Deutlich größer, aber ebenfalls scheu ist der zweite Hoffnungsträger: der „Ursus marmelatta pforzheimi“, im Volksmund Gsälzbär genannt. Das Tier sei ein Pforzheimer Urgewächs und zugleich ein Glücksfall, sagt Schwarz. Seines Wissens konnte sich bislang kein anderer Zoo ein solches Exemplar sichern. Wie er an den Gsälzbären kam? Kein Kommentar. Nur so viel: Sein Anbieter wolle anonym bleiben. In freier Wildbahn sei diese Bärenart, die süße Nahrung bevorzuge, nicht mehr anzutreffen. Um so mehr erfülle es ihn mit Stolz, den Gsälzbären präsentieren und erhalten zu dürfen. Schwarz freut sich, dass der Bär gleich neben seinem Büro im Verwaltungsgebäude eine Bleibe gefunden hat. „Ab und zu sehe ich ihn durchwitschen, er ist sehr misstrauisch.“ Und offenbar auch wählerisch.
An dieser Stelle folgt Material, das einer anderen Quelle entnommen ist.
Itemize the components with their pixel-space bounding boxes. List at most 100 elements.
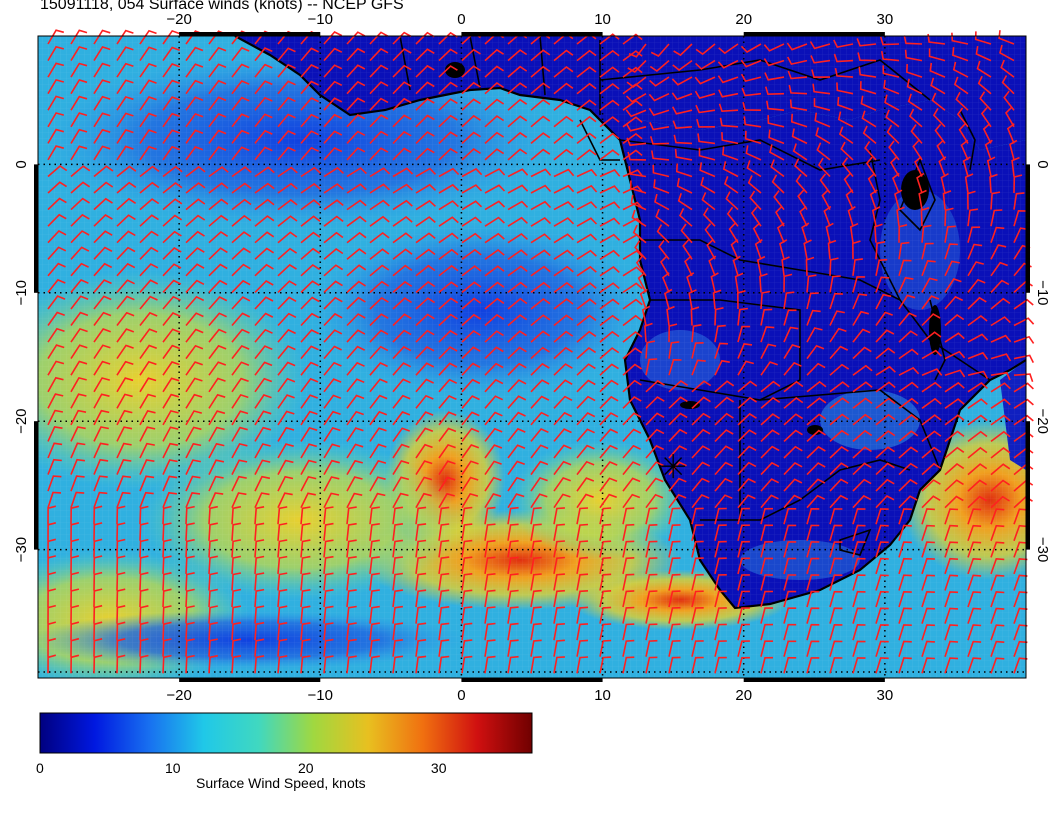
wind-barb [779,239,788,260]
wind-barb [668,358,682,376]
wind-barb [998,30,1015,45]
wind-barb [392,476,410,492]
wind-barb [714,396,735,409]
wind-barb [723,176,739,194]
wind-barb [277,312,297,327]
wind-barb [162,79,180,95]
wind-barb [185,198,206,211]
wind-barb [461,313,482,327]
wind-barb [70,588,80,608]
wind-barb [668,493,687,509]
wind-barb [461,444,480,459]
wind-barb [921,479,941,492]
wind-barb [929,62,946,78]
wind-barb [70,393,87,409]
wind-barb [162,247,182,260]
wind-barb [806,590,820,608]
wind-barb [300,231,321,244]
wind-barb [277,280,297,293]
wind-barb [944,495,964,509]
wind-barb [231,296,251,310]
wind-barb [668,379,689,393]
wind-barb [70,62,88,78]
wind-barb [599,185,621,194]
wind-barb [990,382,1011,393]
wind-barb [805,256,815,276]
wind-barb [783,413,804,426]
wind-barb [858,66,877,78]
wind-barb [254,377,273,393]
wind-barb [139,571,149,591]
wind-barb [967,351,989,360]
wind-barb [852,478,872,492]
wind-barb [921,260,936,277]
wind-barb [277,655,288,674]
wind-barb [208,79,227,95]
wind-barb [1013,192,1025,210]
wind-barb [668,606,681,624]
wind-barb [415,183,437,194]
lat-labels-left: 0−10−20−30 [13,160,30,562]
wind-barb [346,361,365,376]
wind-barb [93,95,111,111]
wind-barb [47,393,64,409]
wind-barb [47,29,65,45]
wind-barb [553,314,574,327]
wind-barb [530,346,550,360]
wind-barb [369,199,390,211]
wind-barb [139,263,159,277]
wind-barb [415,362,435,376]
wind-barb [576,573,589,591]
wind-barb [185,377,203,393]
wind-barb [47,409,64,426]
wind-barb [277,296,297,310]
wind-barb [645,340,656,359]
wind-barb [277,605,288,624]
wind-barb [346,31,366,45]
wind-barb [884,94,900,111]
wind-barb [461,184,483,194]
wind-barb [346,296,366,310]
wind-barb [740,59,762,68]
wind-barb [323,378,342,393]
wind-barb [461,622,473,641]
wind-barb [254,96,273,111]
wind-barb [760,574,774,591]
wind-barb [576,132,597,145]
wind-barb [254,506,265,525]
wind-barb [139,79,157,95]
wind-barb [967,524,982,542]
wind-barb [231,263,251,277]
wind-barb [116,654,126,674]
wind-barb [484,346,504,360]
wind-barb [766,100,785,111]
wind-barb [507,168,529,178]
wind-barb [185,605,195,624]
wind-barb [718,103,739,113]
wind-barb [415,443,433,459]
wind-barb [323,589,334,608]
wind-barb [599,99,620,111]
wind-barb [944,657,959,674]
wind-barb [93,213,113,227]
wind-barb [507,115,528,128]
wind-barb [392,329,412,343]
wind-barb [346,114,366,128]
wind-barb [254,443,271,459]
wind-barb [185,263,205,277]
wind-barb [139,246,159,260]
wind-barb [93,604,103,624]
wind-barb [645,590,658,608]
wind-barb [553,298,574,310]
wind-barb [231,621,242,641]
wind-barb [875,541,889,558]
wind-barb [116,112,134,128]
wind-barb [829,327,847,343]
wind-barb [760,557,773,575]
wind-barb [875,276,890,293]
wind-barb [162,145,180,161]
wind-barb [185,426,202,442]
wind-barb [277,328,296,343]
wind-barb [783,429,803,442]
wind-barb [1013,591,1028,608]
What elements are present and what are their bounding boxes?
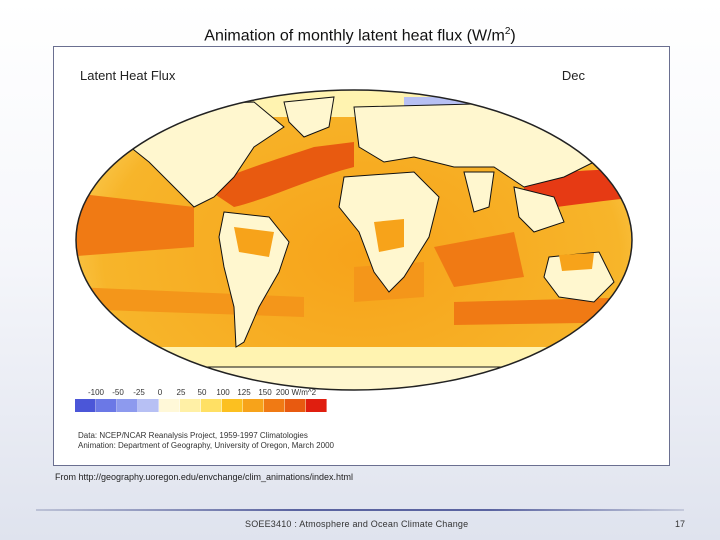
indian-ocean-high bbox=[434, 232, 524, 287]
slide-title-superscript: 2 bbox=[504, 26, 511, 37]
arctic-low-flux-1 bbox=[94, 95, 204, 105]
footer-page-number: 17 bbox=[675, 519, 686, 529]
footer-course-title: SOEE3410 : Atmosphere and Ocean Climate … bbox=[245, 519, 469, 529]
legend-tick: 25 bbox=[176, 388, 186, 397]
map-figure: Latent Heat Flux Dec -100 -50 -25 0 25 5… bbox=[53, 46, 670, 466]
legend-swatch bbox=[75, 399, 96, 412]
slide-title-text: Animation of monthly latent heat flux (W… bbox=[204, 27, 505, 45]
africa-congo-high bbox=[374, 219, 404, 252]
map-credits: Data: NCEP/NCAR Reanalysis Project, 1959… bbox=[78, 431, 334, 451]
legend-swatch bbox=[117, 399, 138, 412]
map-month-label: Dec bbox=[561, 68, 585, 83]
map-title: Latent Heat Flux bbox=[80, 68, 176, 83]
legend-swatch bbox=[285, 399, 306, 412]
legend-swatch bbox=[264, 399, 285, 412]
legend-tick: 125 bbox=[237, 388, 251, 397]
slide-title: Animation of monthly latent heat flux (W… bbox=[0, 26, 720, 45]
legend-tick: 0 bbox=[157, 388, 163, 397]
legend-tick: 100 bbox=[216, 388, 230, 397]
legend-tick: 200 W/m^2 bbox=[275, 388, 317, 397]
latent-heat-flux-map bbox=[75, 89, 633, 391]
legend-swatch bbox=[159, 399, 180, 412]
slide-title-suffix: ) bbox=[510, 27, 516, 45]
tropics-east-pacific bbox=[76, 192, 194, 257]
legend-swatch bbox=[180, 399, 201, 412]
legend-ticks: -100 -50 -25 0 25 50 100 125 150 200 W/m… bbox=[78, 388, 338, 400]
legend-swatch bbox=[96, 399, 117, 412]
southeast-asia bbox=[513, 186, 565, 233]
legend-swatch bbox=[243, 399, 264, 412]
legend-tick: -50 bbox=[112, 388, 124, 397]
legend-tick: -100 bbox=[87, 388, 105, 397]
greenland bbox=[283, 96, 335, 138]
legend-tick: -25 bbox=[133, 388, 145, 397]
globe-outline bbox=[75, 89, 633, 391]
legend-swatch bbox=[201, 399, 222, 412]
legend-swatch bbox=[138, 399, 159, 412]
source-url-note: From http://geography.uoregon.edu/envcha… bbox=[55, 472, 354, 482]
south-america-amazon-high bbox=[234, 227, 274, 257]
legend-tick: 50 bbox=[197, 388, 207, 397]
legend-swatch bbox=[306, 399, 327, 412]
gulf-stream-high bbox=[204, 142, 354, 207]
legend-color-bar bbox=[75, 399, 327, 412]
credit-line-data: Data: NCEP/NCAR Reanalysis Project, 1959… bbox=[78, 431, 308, 440]
legend-tick: 150 bbox=[258, 388, 272, 397]
australia-north-high bbox=[559, 253, 594, 271]
south-america bbox=[218, 211, 290, 348]
footer-divider bbox=[36, 509, 684, 511]
legend-swatch bbox=[222, 399, 243, 412]
india bbox=[463, 171, 495, 213]
credit-line-animation: Animation: Department of Geography, Univ… bbox=[78, 441, 334, 450]
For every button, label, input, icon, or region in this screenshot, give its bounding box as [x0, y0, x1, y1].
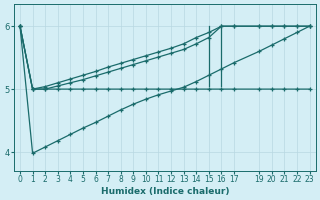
X-axis label: Humidex (Indice chaleur): Humidex (Indice chaleur)	[100, 187, 229, 196]
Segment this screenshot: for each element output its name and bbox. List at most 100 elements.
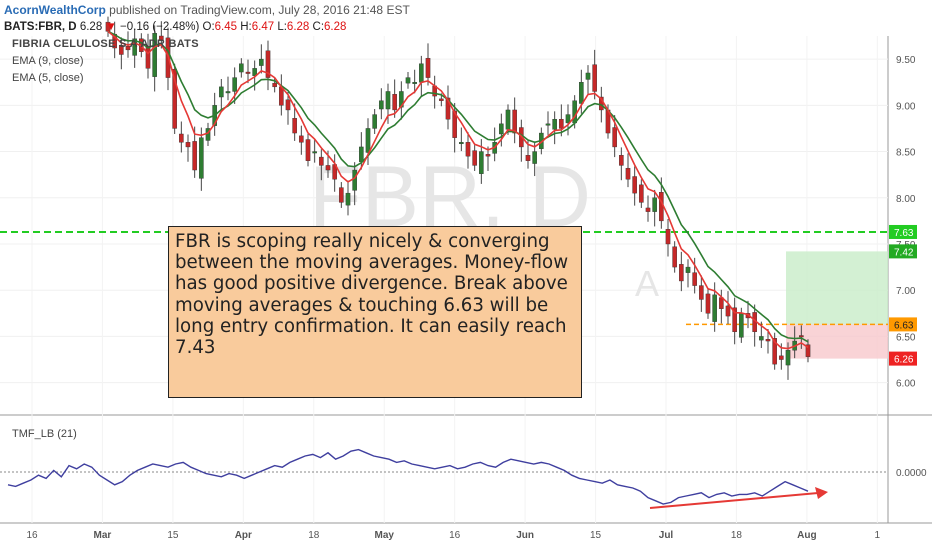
candle-body bbox=[185, 142, 191, 148]
candle-body bbox=[192, 141, 197, 171]
publish-info: published on TradingView.com, July 28, 2… bbox=[109, 3, 410, 17]
low-label: L: bbox=[277, 21, 287, 33]
candle-body bbox=[199, 137, 204, 179]
profit-price-tag-bg bbox=[889, 244, 917, 259]
candle-body bbox=[579, 82, 584, 104]
price-tags: 7.63 7.42 6.63 6.26 bbox=[889, 224, 917, 366]
ema5-line bbox=[107, 30, 809, 350]
candle-body bbox=[625, 167, 631, 180]
candle-body bbox=[639, 184, 644, 203]
target-price-tag: 7.63 bbox=[894, 228, 914, 239]
time-tick-label: 18 bbox=[731, 530, 743, 541]
candle-body bbox=[412, 82, 417, 84]
loss-zone bbox=[786, 324, 888, 359]
candle-body bbox=[479, 151, 484, 174]
price-tick-label: 8.00 bbox=[896, 194, 916, 205]
candle-body bbox=[585, 72, 591, 80]
time-tick-label: 16 bbox=[26, 530, 38, 541]
candle-body bbox=[699, 285, 704, 300]
candle-body bbox=[105, 21, 111, 32]
ema5-legend[interactable]: EMA (5, close) bbox=[12, 72, 84, 84]
candle-body bbox=[125, 45, 131, 51]
high-label: H: bbox=[240, 21, 252, 33]
candle-body bbox=[765, 339, 771, 342]
candle-body bbox=[512, 109, 517, 134]
price-change: −0.16 (−2.48%) bbox=[120, 21, 200, 33]
price-tick-label: 6.00 bbox=[896, 379, 916, 390]
candle-body bbox=[779, 355, 784, 360]
price-tick-label: 9.00 bbox=[896, 101, 916, 112]
candle-body bbox=[172, 69, 177, 129]
candle-body bbox=[285, 99, 291, 111]
high-value: 6.47 bbox=[251, 21, 275, 33]
candle-body bbox=[359, 146, 364, 162]
candle-body bbox=[785, 350, 791, 366]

Das Wildpark-Team müsse etwa penibel darauf achten, dass die als Lockmittel verwendete Marmelade die perfekte Temperatur habe.
Der dritte neue Bewohner wecke bei Besuchern bereits Begehrlichkeiten. Eltern fragten an, ob sie sich das Tier ausborgen könnten, weil ihre Kinder abends nicht zu Bett gehen wollten. Doch den Nachtgrapp vorübergehend herzugeben, das lasse die EU-Zoorichtlinie nicht zu. Tatsächlich wird dem „Nocturnocorvus saturnalia“ nachgesagt, kleinen Menschen nachzustellen, sie zu ergreifen und mit ihnen davonzufliegen. Schwarz gibt Entwarnung: „Kinder hat er bei uns noch keine geholt – zumindest tagsüber nicht.“
Noch lebt das an seinem rot-schwarzen Balzkleid zu erkennende Männchen quasi Flügel an Flügel mit den Schneeeulen. Doch bald soll es zu einer verwandten Gattung umgesiedelt werden. Bei der Wildschwein-Anlage hat bereits die erste Bauphase der Vorbereitungen für die Waldrapp-Voliere begonnen.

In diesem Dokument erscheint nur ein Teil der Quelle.